Why can't I MitM a Diffie-Hellman key exchange?
Diffie-Hellman is a key exchange protocol but does nothing about authentication.
There is a high-level, conceptual way to see that. In the world of computer networks and cryptography, all you can see, really, are zeros and ones sent over some wires. Entities can be distinguished from each other only by the zeros and ones that they can or cannot send. Thus, user "Bob" is really defined only by his ability to compute things that non-Bobs cannot compute. Since everybody can buy the same computers, Bob can be Bob only by his knowledge of some value that only Bob knows.
In the raw Diffie-Hellman exchange that you present, you talk to some entity that is supposed to generate a random secret value on-the-fly, and use that. Everybody can do such random generation. At no place in the protocol is there any operation that only a specific Bob can do. Thus, the protocol cannot achieve any kind of authentication -- you don't know who you are talking to. Without authentication, impersonation is feasible, and that includes simultaneous double impersonation, better known as Man-in-the-Middle. At best, raw Diffie-Hellman provides a weaker feature: though you do not know who you are talking to, you still know that you are talking to the same entity throughout the session.

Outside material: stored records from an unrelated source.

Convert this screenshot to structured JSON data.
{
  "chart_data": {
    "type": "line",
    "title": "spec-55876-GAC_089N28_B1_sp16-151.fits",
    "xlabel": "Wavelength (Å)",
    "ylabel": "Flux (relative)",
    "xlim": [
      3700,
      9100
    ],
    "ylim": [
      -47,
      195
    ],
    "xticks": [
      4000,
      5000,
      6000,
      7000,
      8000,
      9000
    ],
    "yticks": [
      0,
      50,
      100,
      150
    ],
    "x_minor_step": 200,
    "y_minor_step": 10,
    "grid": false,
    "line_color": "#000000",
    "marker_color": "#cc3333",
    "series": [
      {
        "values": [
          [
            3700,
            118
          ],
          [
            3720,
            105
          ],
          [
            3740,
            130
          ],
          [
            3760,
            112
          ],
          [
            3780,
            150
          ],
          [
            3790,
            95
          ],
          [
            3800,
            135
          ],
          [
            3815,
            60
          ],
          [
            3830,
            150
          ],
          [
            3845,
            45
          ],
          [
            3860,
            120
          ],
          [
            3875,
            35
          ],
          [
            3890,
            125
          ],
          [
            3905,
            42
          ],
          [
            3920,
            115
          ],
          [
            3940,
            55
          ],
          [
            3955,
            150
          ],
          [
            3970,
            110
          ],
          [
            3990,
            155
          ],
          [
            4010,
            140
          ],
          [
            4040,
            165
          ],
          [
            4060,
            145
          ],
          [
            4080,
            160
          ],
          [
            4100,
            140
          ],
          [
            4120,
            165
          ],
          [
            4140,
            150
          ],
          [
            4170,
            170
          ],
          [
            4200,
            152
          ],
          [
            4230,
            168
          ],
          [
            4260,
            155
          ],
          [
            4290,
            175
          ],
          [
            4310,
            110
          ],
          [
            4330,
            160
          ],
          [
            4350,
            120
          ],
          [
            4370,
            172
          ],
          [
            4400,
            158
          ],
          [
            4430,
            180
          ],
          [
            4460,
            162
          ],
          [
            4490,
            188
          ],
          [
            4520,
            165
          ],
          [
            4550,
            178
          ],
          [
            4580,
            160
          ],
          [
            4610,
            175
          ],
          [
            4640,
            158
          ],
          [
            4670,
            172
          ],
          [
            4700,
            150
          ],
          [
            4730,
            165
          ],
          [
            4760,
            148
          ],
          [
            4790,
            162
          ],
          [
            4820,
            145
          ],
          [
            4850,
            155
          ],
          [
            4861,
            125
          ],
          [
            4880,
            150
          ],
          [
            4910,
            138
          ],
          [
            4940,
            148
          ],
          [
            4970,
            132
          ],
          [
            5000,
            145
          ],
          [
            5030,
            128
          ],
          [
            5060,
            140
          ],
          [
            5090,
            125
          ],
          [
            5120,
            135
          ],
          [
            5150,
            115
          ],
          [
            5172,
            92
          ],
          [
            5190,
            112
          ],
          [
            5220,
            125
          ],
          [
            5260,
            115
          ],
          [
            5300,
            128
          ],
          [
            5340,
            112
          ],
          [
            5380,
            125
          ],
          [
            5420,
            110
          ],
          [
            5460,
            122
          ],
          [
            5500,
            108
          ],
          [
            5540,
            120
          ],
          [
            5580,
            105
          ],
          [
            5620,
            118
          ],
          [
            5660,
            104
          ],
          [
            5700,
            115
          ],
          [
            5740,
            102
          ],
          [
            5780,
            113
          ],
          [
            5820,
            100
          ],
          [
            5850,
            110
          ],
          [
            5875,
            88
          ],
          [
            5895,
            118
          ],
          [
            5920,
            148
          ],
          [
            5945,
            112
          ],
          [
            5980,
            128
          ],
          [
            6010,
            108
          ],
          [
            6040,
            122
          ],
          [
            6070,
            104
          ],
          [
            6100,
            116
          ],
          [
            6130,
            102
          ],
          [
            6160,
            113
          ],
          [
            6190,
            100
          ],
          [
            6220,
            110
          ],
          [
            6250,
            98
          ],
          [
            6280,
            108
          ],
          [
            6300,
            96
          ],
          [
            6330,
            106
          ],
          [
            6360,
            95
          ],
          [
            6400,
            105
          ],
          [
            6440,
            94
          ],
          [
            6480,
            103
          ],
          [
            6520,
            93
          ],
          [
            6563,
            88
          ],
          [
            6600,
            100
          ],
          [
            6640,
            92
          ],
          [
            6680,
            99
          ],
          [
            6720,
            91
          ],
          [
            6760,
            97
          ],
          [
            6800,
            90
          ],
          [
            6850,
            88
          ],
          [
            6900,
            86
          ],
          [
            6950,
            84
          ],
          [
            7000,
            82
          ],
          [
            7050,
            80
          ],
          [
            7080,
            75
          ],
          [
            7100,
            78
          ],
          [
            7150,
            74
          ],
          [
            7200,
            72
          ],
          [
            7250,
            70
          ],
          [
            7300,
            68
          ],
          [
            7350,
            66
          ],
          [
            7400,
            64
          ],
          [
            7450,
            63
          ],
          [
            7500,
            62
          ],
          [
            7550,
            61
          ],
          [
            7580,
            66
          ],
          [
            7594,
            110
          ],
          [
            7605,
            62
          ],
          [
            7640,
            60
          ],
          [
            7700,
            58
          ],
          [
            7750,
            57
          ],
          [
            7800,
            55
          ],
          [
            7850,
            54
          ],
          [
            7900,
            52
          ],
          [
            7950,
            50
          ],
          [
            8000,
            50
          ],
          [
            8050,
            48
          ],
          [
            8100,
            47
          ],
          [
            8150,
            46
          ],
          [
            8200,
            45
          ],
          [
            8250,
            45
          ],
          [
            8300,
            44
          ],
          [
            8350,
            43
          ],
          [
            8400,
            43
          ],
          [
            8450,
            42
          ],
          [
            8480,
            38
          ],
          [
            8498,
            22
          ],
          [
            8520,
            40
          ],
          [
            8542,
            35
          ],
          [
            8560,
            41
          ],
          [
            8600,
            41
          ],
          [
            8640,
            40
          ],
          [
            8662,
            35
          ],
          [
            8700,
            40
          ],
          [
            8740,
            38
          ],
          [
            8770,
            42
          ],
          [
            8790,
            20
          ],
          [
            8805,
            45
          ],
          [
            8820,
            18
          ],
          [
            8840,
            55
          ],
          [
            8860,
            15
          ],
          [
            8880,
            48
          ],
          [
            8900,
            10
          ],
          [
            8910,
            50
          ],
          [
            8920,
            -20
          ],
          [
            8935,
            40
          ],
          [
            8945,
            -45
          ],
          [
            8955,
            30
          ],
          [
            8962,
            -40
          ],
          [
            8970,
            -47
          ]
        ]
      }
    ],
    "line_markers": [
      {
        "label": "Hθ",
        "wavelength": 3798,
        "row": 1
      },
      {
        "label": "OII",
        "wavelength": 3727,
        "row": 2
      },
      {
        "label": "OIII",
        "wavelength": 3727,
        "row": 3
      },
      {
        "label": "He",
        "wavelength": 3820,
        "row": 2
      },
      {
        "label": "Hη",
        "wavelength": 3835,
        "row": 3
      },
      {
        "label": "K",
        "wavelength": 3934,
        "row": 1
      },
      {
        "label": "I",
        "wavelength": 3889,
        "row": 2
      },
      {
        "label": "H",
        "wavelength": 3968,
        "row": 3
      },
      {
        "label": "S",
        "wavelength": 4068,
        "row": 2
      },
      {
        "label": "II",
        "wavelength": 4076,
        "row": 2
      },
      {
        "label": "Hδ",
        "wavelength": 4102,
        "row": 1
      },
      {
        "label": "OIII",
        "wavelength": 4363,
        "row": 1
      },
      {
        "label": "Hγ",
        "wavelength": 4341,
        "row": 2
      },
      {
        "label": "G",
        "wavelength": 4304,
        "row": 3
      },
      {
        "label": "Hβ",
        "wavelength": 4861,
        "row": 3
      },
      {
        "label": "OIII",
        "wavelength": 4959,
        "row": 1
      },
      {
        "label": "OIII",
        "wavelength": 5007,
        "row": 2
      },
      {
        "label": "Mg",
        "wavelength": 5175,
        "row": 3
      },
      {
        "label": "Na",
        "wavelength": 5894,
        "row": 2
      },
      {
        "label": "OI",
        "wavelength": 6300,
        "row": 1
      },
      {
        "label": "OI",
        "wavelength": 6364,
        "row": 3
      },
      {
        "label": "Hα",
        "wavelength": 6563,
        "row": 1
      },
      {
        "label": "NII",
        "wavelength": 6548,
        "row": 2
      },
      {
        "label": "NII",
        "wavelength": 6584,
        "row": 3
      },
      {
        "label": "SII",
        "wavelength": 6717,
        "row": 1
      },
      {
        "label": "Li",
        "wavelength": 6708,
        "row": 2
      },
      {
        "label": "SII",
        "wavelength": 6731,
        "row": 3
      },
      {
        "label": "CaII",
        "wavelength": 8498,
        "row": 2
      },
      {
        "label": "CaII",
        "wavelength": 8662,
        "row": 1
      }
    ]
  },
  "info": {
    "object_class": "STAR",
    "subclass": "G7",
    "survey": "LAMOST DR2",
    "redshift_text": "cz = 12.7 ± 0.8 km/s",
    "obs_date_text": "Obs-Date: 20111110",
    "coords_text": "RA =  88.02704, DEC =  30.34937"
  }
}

A single cryptographic algorithm won't get you far; any significant communication protocol will assemble several algorithms so that some definite security characteristics are achieved. A prime example is SSL/TLS; another is SSH. In SSH, a Diffie-Hellman key exchange is used, but the server's public part (its gb mod p) is signed by the server. The client knows that it talks to the right server because the client remembers (from a previous initialization step) the server's public key (usually of type RSA or DSA); in the model explained above, the rightful servers is defined and distinguished from imitators by its knowledge of the signature private key corresponding to the public key remembered by the client. That signature provides the authentication; the Diffie-Hellman then produces a shared secret that will be used to encrypt and protect all the data exchanges for that connection (using some symmetric encryption and MAC algorithms).
Thus, while Diffie-Hellman does not do everything you need by itself, it still provides a useful feature, namely a key exchange, that you would not obtain from digital signatures, and that provides the temporary shared secret needed to encrypt the actually exchanged data.
Tom has provided a good explanation as to why Diffie-Hellman cannot be safe against man-in-the-middling. Now this answers the OP's original question but probably leaves some readers with the (reasonable) follow-up question: Why don't we just use public-key (asymmetric) cryptography to ensure the confidentiality of our messages, and drop D-H altogether? There are some reasons not to do this:
- There are algorithms that support only signing, but not encrypting messages (ECDSA, for example)
- Symmetric encryption and decryption is a lot faster than doing it asymmetrically
- Probably most important is that we want to ensure forward secrecy. After all, it's not impossible that the private key of one of your communication partners is compromised at some point. Now if you only relied on asymmetric encryption, all messages you ever sent to that partner could be decrypted by the attacker in retrospect. In contrast, if we use Diffie-Hellman - and to be precise, ephemeral Diffie-Hellman, we generate a new D-H key pair for each communication session and throw it away ( = do not store it) afterwards, meaning it is impossible to decrypt our messages at a later time.
After a DH key exchange, both parties know what key they've computed. If no man-in-the-middle has infiltrated the connection, both parties will have the same key. If the connection has been breached, they will have different keys. If there is a means by which one party can ask the other what key it is using, the man in the middle will only be able to remain undetected if it is able to respond in the same fashion as the legitimate party would have done. While the question is often answered using a digital signature, to make impersonation difficult, it the question may also be asked/answered via things like voice communication. If a voice application shows the participants the current encryption key and a participant arbitrarily selects a range and a popular movie star (e.g. Marilyn Monroe), and asks the other to read the fifteenth through twenty-fifth digits in their best Marilyn Monroe voice, a real participant who has the numbers in front of him would be able to do so quickly and fluently and, in the absence of an MITM attack, the digits would match those seen by the first party. A man-in-the-middle attacker would have no problem detecting the question, and--given time--might be able to forge a voice file of the legitimate communicant doing a bad imitation of Marilyn Monroe saying the appropriate digits, but would have a hard time doing that as quickly as the real one.
In short, DH by itself can be robust against MITM attacks if there each participant knows something the other participant will be able to do with a number more efficiently than an attacker. Other protocols are generally used in conjunction with DH, however, because it is useful for the authentication process to be automated, and most forms of authentication that wouldn't rely upon encryption (things like voice, phrasing, etc.) require human validation. Further, it's often necessary for entities to solicit communication from strangers. If want to talk to an Acme Bank representative, a man-in-the-middle impostor could set up a fake "Acme Bank" office and take my call, and have someone else in a phony living room relay everything I say to the real Acme Bank, and nobody would be the wiser. If I have no idea how well or poorly a real Acme Bank employee would be able to imitate Marilyn Monroe, I'd have no way of knowing that an impostor's imitation wasn't the same.